En amont, avec des journalistes. On valide tous ensemble avec Mourad (Moqaddem, nldr), qui est le showrunner de ce projet et avec qui j'ai créé "Rendez-vous". On choisit un angle d'attaque. Les journalistes travaillent dessus pendant une journée et demie. Ensuite, avec le documentaliste, on cherche des images pour illustrer. De là, ils me font un genre d'exposé de 45 minutes, où je note des informations. Je fais un premier épisode, que je re-lisse avec Mourad. Enfin, je travaille avec les auteurs pour ré-insérer des vannes, des moments de jeu.
Qui vous a inspiré ce type de format ? Il rappelle énormément celui des late-shows américains...
Late-shows, non, car ils sont plus dans le divertissement. C'est plutôt inspiré des news-shows, c'est une petite nuance. C'est le même code, on a un desk, le fond de la ville de nuit, un animateur en costume, etc. La seule différence est que le news-show est un pastiche des JT, version satirique. Moi, je suis un grand fan de John Stewart, du "Daily Show", qui est maintenant présenté par Trevor Noah, de John Oliver dans "Last Week Tonight" sur HBO. Même aussi à l'étranger, que ce soit Bassem Youssef, en Egypte, ou alors "Al-basheer Show" en Irak, délocalisé en Jordanie pour des raisons de sécurité. J'ai toujours été inspiré par ces grands news-shows satiriques, qui prennent des risques pour expliquer des choses aux gens, parfois dénoncer des choses aussi. En France, ce n'est pas si neuf, car Yann Barthès avait déjà déblayé le terrain pour nous.
Avec l'humour, c'est plus simple d'aborder des sujets plus compliqués, comme vous l'avez fait avec Daesh sur le web ?
On est sur le fil, c'est à double-tranchant.

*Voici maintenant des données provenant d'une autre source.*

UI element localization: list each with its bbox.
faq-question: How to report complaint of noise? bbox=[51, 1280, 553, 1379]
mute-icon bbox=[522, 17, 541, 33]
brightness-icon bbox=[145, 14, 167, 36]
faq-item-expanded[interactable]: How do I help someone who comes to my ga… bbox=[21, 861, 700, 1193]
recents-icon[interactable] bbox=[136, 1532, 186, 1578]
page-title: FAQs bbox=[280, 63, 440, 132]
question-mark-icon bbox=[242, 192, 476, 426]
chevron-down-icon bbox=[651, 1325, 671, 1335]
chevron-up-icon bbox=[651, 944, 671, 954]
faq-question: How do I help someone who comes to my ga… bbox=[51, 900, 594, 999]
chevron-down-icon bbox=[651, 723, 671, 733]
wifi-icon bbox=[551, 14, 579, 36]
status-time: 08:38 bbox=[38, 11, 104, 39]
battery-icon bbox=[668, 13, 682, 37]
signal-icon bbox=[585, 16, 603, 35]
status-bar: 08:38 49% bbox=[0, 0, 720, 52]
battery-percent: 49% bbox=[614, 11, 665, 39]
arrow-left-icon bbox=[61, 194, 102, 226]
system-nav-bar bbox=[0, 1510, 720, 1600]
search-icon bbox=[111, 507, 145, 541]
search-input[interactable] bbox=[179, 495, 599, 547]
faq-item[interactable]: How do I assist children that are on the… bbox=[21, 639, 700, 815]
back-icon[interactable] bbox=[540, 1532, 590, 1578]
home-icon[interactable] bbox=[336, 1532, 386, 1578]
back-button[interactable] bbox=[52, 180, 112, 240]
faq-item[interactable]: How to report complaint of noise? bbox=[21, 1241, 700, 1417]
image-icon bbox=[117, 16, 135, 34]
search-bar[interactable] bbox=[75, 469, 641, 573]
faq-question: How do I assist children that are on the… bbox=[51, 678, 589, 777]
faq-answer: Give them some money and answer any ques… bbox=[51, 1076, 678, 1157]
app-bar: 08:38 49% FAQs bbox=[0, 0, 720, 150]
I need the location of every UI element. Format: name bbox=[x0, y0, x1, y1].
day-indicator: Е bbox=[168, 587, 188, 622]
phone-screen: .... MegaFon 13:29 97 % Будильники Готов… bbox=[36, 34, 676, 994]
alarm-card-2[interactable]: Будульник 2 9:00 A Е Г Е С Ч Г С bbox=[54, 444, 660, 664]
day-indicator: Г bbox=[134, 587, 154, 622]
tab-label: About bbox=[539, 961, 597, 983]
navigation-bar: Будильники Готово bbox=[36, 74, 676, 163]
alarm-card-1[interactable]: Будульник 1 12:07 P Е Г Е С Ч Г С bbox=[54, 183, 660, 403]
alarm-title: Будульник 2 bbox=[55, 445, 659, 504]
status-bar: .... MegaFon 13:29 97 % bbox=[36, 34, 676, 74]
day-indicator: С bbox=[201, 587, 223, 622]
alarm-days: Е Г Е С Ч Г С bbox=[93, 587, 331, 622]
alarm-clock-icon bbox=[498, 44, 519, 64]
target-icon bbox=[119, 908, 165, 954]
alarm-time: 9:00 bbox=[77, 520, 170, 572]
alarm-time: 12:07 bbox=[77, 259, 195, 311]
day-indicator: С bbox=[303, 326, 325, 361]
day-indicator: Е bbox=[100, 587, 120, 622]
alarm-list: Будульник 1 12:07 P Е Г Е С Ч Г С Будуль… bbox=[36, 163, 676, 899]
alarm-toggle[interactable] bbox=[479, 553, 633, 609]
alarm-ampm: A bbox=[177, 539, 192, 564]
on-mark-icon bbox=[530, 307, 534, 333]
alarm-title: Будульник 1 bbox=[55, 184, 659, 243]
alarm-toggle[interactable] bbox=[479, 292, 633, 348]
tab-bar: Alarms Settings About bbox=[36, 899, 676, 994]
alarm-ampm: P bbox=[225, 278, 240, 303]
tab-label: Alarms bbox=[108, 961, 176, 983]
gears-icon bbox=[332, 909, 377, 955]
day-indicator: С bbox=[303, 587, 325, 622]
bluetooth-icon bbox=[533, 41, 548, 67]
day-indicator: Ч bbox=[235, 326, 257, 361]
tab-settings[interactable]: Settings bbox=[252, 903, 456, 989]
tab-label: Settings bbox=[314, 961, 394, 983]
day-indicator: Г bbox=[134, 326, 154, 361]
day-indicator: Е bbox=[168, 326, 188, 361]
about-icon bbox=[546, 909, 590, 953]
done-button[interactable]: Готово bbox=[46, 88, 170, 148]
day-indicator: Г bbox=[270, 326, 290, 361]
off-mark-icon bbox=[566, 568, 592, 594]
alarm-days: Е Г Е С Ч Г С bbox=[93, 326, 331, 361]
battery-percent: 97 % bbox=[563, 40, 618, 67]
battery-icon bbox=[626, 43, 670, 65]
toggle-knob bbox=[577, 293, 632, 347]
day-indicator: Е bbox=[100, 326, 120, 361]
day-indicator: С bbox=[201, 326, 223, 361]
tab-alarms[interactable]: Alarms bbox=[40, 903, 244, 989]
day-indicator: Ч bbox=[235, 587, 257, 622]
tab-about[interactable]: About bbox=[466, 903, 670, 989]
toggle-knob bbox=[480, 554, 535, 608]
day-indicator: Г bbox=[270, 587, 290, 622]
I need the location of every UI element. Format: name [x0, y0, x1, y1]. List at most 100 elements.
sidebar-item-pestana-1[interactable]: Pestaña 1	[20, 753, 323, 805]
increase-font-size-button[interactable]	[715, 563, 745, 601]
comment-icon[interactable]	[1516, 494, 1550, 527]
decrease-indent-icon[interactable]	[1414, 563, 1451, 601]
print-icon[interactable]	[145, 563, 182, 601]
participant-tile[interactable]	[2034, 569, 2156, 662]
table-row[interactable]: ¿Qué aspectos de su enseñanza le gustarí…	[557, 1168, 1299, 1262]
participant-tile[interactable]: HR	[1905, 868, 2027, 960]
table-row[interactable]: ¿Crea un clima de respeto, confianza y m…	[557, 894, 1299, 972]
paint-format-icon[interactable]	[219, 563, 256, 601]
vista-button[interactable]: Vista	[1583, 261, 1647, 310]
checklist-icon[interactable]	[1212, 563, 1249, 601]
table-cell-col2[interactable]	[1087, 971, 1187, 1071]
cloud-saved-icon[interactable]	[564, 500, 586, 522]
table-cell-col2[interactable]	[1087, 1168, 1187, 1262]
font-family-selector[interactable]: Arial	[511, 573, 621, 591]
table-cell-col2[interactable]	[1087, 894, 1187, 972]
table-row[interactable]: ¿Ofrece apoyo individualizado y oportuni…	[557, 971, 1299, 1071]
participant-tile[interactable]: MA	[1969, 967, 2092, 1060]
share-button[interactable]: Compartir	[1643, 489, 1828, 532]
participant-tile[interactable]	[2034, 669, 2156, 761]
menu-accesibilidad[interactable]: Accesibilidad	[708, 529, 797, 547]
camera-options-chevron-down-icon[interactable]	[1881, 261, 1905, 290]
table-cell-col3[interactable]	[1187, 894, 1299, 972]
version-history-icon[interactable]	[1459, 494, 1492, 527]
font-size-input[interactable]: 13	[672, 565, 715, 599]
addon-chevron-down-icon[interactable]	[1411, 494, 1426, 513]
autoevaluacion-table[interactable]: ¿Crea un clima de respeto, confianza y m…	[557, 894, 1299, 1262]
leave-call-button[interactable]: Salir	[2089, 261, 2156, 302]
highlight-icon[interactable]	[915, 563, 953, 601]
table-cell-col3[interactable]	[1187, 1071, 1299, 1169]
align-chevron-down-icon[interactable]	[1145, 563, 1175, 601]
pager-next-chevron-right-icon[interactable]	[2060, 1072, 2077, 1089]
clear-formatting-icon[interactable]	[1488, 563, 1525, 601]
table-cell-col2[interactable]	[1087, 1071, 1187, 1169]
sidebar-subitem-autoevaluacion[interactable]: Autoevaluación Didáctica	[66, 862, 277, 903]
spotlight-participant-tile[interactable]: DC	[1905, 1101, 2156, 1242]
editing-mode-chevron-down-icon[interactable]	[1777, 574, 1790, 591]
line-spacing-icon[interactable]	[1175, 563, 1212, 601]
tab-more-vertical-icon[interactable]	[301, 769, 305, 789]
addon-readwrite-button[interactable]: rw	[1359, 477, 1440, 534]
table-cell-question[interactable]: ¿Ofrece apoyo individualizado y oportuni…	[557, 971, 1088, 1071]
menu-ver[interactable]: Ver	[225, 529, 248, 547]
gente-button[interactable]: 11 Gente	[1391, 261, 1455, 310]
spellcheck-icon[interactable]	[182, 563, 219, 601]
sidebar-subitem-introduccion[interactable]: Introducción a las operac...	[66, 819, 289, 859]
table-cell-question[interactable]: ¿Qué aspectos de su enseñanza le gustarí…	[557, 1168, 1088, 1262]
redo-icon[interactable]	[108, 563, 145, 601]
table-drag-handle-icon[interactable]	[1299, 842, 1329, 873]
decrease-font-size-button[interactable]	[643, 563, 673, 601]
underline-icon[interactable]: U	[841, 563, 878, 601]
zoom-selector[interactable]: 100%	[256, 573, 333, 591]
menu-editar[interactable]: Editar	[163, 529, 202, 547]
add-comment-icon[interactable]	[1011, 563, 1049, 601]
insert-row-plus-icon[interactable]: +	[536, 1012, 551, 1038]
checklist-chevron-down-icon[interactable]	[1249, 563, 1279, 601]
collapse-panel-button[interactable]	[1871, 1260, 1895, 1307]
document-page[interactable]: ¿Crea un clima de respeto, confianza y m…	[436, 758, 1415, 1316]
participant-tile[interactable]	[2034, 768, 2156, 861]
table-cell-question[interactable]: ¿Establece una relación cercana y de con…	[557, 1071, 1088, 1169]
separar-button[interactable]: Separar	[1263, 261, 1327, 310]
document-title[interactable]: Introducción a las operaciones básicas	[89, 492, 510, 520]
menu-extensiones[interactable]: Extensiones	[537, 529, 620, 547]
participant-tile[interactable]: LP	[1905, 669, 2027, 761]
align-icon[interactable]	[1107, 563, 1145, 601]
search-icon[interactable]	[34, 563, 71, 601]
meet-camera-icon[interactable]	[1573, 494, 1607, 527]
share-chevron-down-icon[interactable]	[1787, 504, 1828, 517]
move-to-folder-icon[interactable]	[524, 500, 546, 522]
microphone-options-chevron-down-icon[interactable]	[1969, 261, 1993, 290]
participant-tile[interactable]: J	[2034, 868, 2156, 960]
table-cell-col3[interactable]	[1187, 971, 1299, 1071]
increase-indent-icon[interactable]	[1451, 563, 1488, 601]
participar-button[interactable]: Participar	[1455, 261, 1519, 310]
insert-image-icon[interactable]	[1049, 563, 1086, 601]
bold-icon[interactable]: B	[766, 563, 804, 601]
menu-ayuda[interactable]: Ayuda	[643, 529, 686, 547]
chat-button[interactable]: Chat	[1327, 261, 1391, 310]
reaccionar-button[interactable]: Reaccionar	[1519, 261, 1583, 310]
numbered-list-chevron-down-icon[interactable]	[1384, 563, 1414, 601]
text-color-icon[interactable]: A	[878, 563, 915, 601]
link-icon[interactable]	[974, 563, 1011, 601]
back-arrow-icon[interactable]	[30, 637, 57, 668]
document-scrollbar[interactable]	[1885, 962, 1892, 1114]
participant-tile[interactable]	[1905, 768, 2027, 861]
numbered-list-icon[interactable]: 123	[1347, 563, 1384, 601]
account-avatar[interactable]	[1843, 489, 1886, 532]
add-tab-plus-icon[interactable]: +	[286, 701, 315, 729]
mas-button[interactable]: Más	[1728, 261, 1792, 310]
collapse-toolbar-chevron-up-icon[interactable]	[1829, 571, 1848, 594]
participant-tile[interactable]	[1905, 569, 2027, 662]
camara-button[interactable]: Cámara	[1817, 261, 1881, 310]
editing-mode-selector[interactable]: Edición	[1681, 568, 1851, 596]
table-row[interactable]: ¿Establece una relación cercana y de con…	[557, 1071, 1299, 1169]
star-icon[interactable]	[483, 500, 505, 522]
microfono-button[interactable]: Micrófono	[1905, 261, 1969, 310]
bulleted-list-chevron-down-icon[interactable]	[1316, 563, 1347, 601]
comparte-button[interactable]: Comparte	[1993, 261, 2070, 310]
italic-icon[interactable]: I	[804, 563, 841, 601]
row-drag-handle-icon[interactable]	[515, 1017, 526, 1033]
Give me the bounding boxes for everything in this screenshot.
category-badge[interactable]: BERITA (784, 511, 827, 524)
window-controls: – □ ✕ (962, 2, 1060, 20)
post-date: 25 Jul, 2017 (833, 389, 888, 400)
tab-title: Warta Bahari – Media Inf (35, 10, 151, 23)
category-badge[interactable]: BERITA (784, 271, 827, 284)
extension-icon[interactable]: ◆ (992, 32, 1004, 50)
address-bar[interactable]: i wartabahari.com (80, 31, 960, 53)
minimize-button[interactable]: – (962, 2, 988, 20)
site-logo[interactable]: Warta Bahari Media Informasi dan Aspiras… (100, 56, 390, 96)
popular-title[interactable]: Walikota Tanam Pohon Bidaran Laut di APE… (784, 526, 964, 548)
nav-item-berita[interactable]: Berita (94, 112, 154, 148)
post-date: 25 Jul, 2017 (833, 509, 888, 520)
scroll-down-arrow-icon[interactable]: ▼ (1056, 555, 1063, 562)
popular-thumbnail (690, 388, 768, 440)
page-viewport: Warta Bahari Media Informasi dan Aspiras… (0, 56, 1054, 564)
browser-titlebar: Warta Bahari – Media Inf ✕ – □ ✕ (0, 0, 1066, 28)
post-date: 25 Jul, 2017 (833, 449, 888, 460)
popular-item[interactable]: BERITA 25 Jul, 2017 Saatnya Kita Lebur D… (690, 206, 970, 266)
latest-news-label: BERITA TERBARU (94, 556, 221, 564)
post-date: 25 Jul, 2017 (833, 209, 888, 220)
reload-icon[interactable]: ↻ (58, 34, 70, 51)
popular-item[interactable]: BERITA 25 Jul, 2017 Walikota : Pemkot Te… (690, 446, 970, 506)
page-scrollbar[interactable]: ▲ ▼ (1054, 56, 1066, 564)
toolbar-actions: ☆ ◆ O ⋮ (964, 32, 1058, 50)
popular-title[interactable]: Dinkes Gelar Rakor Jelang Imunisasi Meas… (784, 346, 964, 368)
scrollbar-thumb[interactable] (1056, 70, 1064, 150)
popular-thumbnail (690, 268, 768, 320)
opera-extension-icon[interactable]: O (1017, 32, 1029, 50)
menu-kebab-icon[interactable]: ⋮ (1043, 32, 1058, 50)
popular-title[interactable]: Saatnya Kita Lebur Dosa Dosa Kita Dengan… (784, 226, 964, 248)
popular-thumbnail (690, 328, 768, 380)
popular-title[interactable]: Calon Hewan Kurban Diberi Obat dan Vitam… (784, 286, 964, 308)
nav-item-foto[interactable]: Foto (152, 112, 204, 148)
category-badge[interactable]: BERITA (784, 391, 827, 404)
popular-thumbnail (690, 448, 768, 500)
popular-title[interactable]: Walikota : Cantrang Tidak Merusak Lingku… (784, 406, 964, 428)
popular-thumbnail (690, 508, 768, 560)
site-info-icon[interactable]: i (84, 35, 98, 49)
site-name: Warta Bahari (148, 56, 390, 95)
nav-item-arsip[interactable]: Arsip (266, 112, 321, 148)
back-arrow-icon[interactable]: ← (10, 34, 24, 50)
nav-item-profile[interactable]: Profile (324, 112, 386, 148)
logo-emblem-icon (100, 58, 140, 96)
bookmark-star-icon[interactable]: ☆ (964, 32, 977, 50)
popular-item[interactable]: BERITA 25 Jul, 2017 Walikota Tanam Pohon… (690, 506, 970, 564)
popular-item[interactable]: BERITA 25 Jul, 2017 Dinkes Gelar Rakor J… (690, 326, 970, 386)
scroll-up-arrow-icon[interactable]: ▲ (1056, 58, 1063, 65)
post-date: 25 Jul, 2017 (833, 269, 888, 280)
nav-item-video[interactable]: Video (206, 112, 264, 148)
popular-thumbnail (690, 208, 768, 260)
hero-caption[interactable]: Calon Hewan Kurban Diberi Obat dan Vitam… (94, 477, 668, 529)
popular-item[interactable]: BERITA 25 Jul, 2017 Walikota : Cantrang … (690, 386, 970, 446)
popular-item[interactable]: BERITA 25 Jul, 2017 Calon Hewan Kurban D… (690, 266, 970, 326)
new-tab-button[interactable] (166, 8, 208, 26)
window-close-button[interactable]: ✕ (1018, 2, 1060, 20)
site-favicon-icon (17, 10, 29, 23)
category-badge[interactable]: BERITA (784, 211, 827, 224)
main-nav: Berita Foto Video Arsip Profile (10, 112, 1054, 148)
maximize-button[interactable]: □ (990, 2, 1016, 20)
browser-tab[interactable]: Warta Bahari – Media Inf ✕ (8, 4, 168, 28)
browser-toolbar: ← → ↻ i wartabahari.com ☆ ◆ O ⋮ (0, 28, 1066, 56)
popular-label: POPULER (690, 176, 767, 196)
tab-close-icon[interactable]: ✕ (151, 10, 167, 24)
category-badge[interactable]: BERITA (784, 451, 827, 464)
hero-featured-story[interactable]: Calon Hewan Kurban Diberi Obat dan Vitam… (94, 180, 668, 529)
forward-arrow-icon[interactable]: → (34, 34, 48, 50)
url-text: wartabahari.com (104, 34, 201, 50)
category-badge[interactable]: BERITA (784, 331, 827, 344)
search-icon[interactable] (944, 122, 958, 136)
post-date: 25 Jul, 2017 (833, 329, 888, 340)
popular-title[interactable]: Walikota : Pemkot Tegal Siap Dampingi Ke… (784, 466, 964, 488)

Faire de l'humour sur un sujet très sensible, c'est quitte ou double. Soit on est excellent, on approche quelque chose de juste et là ça fait mouche, soit si c'est vaseux et qu'on veut juste sauter sur la première occasion de faire parler de soi, en faisant une mauvaise vanne sur un sujet épineux, là, c'est le couperet. C'est normal, c'est un sujet trop sensible pour qu'on se rate. Je suis partisan du "On peut rire de tout, mais sur les sujets sensibles, il faut être excellent".
Vous ne vous mettez pas de limites dans le choix des thèmes ?
On n'a pas de limites, maintenant pour notre arrivée à l'antenne, on a décidé de faire des sujets assez sociétaux plus que de l'actu chaude. On savait qu'on allait avoir un décalage dans l'écriture. C'est tout bête, mais avec tout ce qui se passe dans le monde, dans les médias et notamment en politique, on ne peut plus s'avancer à torpiller un programme, parce que le jour d'après, il y a un nouveau truc qui tombe. On le voit avec l'affaire Fillon, qui est montée progressivement et chaque jour, il y avait une nouvelle découverte.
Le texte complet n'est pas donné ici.